1. Baker Mayfield, Cleveland Browns (1 Overall)
Die Quarterback-Situation: Mit dem Trade für Tyrod Taylor haben sich die Browns auf der wichtigsten Position eine Ausgangslage geschaffen, wie man sie in Cleveland seit einer Weile nicht mehr gesehen hatte - Stabilität erhält Einzug. Dementsprechend deutlich war Coach Hue Jackson auch jüngst in seiner Ansage: "Ich werde meine Meinung da nicht ändern. Tyrod Taylor ist der Starting-Quarterback dieses Football-Teams. Das wird sich nicht ändern."
In dem Wissen, dass man den eigenen Wunsch-Quarterback mit dem ersten Pick bekommen wird, haben sich die Browns schon mehrere Wochen davor Taylor als Sicherheitsnetz geholt. Ein Game Manager par Excellence, der gerade im Vergleich zu DeShone Kizer insbesondere dadurch auffallen wird, dass er sich kaum Turnover leistet.
Und nicht nur das: Die Browns haben sich außerdem noch Cardinals-Free-Agent Drew Stanton geholt, in vielerlei Hinsicht ein idealer Backup. Wenn Cleveland Mayfield ein Jahr Zeit geben will, ist die Quarterback-Situation ideal dafür - umso mehr, da Taylors Vertrag nach der kommenden Saison ausläuft. Ein natürlicher Übergang wäre somit also gegeben.
Das Scheme: Genau wie Hue Jackson will auch Clevelands neuer Offensive Coordinator Todd Haley ein vertikales Passspiel mit einer Tendenz zu Isolation-Routes vor allem Downfield aufziehen.

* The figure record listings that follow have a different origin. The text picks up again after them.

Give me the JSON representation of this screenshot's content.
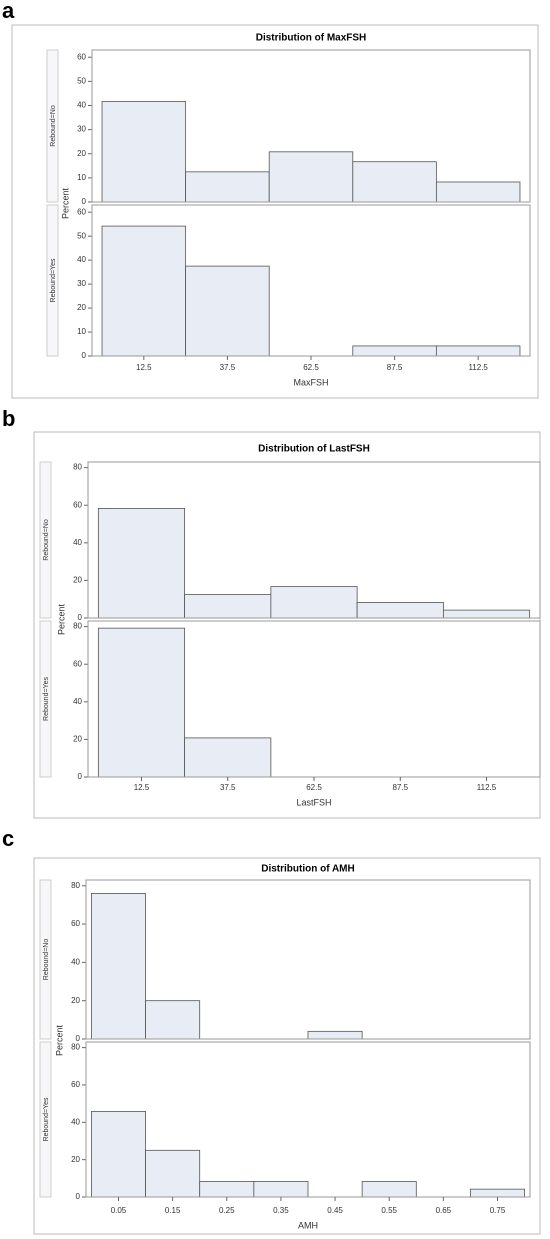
{
  "chart_data": [
    {
      "type": "histogram",
      "label": "a",
      "title": "Distribution of MaxFSH",
      "xlabel": "MaxFSH",
      "ylabel": "Percent",
      "bins": [
        0,
        25,
        50,
        75,
        100,
        125
      ],
      "xlim": [
        -3,
        128
      ],
      "xticks": [
        12.5,
        37.5,
        62.5,
        87.5,
        112.5
      ],
      "color": "#e8ecf4",
      "panels": [
        {
          "name": "Rebound=No",
          "values": [
            41.7,
            12.5,
            20.8,
            16.7,
            8.3
          ],
          "ylim": [
            0,
            63
          ],
          "yticks": [
            0,
            10,
            20,
            30,
            40,
            50,
            60
          ]
        },
        {
          "name": "Rebound=Yes",
          "values": [
            54.2,
            37.5,
            0,
            4.2,
            4.2
          ],
          "ylim": [
            0,
            63
          ],
          "yticks": [
            0,
            10,
            20,
            30,
            40,
            50,
            60
          ]
        }
      ]
    },
    {
      "type": "histogram",
      "label": "b",
      "title": "Distribution of LastFSH",
      "xlabel": "LastFSH",
      "ylabel": "Percent",
      "bins": [
        0,
        25,
        50,
        75,
        100,
        125
      ],
      "xlim": [
        -3,
        128
      ],
      "xticks": [
        12.5,
        37.5,
        62.5,
        87.5,
        112.5
      ],
      "color": "#e8ecf4",
      "panels": [
        {
          "name": "Rebound=No",
          "values": [
            58.3,
            12.5,
            16.7,
            8.3,
            4.2
          ],
          "ylim": [
            0,
            83
          ],
          "yticks": [
            0,
            20,
            40,
            60,
            80
          ]
        },
        {
          "name": "Rebound=Yes",
          "values": [
            79.2,
            20.8,
            0,
            0,
            0
          ],
          "ylim": [
            0,
            83
          ],
          "yticks": [
            0,
            20,
            40,
            60,
            80
          ]
        }
      ]
    },
    {
      "type": "histogram",
      "label": "c",
      "title": "Distribution of AMH",
      "xlabel": "AMH",
      "ylabel": "Percent",
      "bins": [
        0,
        0.1,
        0.2,
        0.3,
        0.4,
        0.5,
        0.6,
        0.7,
        0.8
      ],
      "xlim": [
        -0.01,
        0.81
      ],
      "xticks": [
        0.05,
        0.15,
        0.25,
        0.35,
        0.45,
        0.55,
        0.65,
        0.75
      ],
      "color": "#e8ecf4",
      "panels": [
        {
          "name": "Rebound=No",
          "values": [
            76,
            20,
            0,
            0,
            4,
            0,
            0,
            0
          ],
          "ylim": [
            0,
            83
          ],
          "yticks": [
            0,
            20,
            40,
            60,
            80
          ]
        },
        {
          "name": "Rebound=Yes",
          "values": [
            45.8,
            25,
            8.3,
            8.3,
            0,
            8.3,
            0,
            4.2
          ],
          "ylim": [
            0,
            83
          ],
          "yticks": [
            0,
            20,
            40,
            60,
            80
          ]
        }
      ]
    }
  ]
}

Nicht umsonst rangierte Ben Roethlisberger unter Haley 2017 auf Rang 8 aller Quarterbacks in puncto Average Intended Air Yards (mindestens 200 Pässe): Im Schnitt 9,5 Yards weit wollte Big Ben den Ball werfen. Auf Rang sieben? Clevelands DeShone Kizer (9,6).
Unter Haley wird eine Mischung aus einigen schnellen Pässen und Screens mit dem aggressiven vertikalen Passspiel Einzug erhalten, es wird Haleys Offense mit seinen Plays und seiner Terminologie sein. "Wir werden viele neue Konzepte und Elemente installieren", stellte Jackson selbst klar. Haley wird gleichzeitig nicht müde zu betonen, dass er "kein System-Coach" ist: "Ich glaube daran, die Stärken deiner Spieler bestmöglich zur Geltung zu bringen. Man muss ihnen die beste Chance auf Erfolg geben."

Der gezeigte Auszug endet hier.